Jeremy Clarke Jeremy Clarke

Happy eating

A social leper informs you of his miserable existence

To get to the nearest main road from here, you have to drive for five miles along a cow-shit-covered country lane. Two-thirds of the way along, where the lane is joined by a farm track, stands a wooden hutch on legs. More often than not, there are new-laid eggs inside. The eggs, lovely brown eggs marked with yellowy-green chicken-shit and bits of straw, sit neatly in rows of circular holes that have been jigsawed out of a sheet of plywood. A hand-written sign says the eggs are £1.20 a dozen and would you please put the money in the money-box, thank you. Beside the eggs is a haphazard pile of damp egg-boxes. You help yourself to as many eggs as you need, up to 36, which is the maximum capacity of the jigsawed sheet of plywood. If the egg-boxes are very damp, you have to be careful getting them to the car because they tend to fall apart.
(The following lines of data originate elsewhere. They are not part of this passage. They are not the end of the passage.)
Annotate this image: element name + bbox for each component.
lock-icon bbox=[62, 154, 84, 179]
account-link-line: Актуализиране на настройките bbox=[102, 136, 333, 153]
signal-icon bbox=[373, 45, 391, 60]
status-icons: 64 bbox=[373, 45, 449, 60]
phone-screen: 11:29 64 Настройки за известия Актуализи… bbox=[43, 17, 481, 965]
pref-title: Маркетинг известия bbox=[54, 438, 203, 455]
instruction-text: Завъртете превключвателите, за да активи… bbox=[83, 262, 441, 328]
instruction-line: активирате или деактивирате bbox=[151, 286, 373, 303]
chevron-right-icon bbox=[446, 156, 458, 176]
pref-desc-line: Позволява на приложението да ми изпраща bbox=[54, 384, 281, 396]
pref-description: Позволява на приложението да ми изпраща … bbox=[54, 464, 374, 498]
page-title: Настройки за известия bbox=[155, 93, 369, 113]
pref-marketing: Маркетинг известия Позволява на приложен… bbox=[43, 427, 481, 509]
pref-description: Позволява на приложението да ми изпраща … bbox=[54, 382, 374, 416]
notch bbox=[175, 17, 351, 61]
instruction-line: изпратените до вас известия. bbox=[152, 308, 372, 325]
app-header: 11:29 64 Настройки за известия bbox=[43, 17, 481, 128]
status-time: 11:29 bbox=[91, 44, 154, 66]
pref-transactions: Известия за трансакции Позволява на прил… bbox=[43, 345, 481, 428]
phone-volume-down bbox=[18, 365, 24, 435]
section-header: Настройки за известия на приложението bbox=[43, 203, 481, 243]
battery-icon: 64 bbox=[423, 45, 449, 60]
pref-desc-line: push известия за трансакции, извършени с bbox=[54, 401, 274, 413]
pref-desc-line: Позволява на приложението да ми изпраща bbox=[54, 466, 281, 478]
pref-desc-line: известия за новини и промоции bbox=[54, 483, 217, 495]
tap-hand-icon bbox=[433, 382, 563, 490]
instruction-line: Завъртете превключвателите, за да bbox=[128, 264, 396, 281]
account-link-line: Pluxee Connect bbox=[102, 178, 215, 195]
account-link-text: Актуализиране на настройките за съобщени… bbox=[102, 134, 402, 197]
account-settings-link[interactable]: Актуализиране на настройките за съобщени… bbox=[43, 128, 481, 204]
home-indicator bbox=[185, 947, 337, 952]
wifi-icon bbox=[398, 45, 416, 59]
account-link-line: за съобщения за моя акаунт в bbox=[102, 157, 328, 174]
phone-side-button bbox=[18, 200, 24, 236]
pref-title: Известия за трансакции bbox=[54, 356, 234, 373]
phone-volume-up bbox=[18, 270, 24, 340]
Pinned at the back of the hutch is a curling photograph of some or possibly all of the hens. They are white hens. The photographer has captured about ten of them pecking about amongst some derelict farm machinery. A caption beside the photograph, hard to decipher because the rain has blown in and caused the felt-tip ink to run, says that the hens are ‘Happy Hens’; happy because they are allowed to roam free. On first reading this, you peer again at the photograph and scrutinise the hens for signs of happiness. They are very clean, very white hens, to be sure. And all of them are in motion, suggesting energy and motivation. But ultimately, you conclude, you’ll have to take the farmer’s word for it.

I heard ex-Singaporean prime minister Lee Kuan Yew speaking on the radio the other day.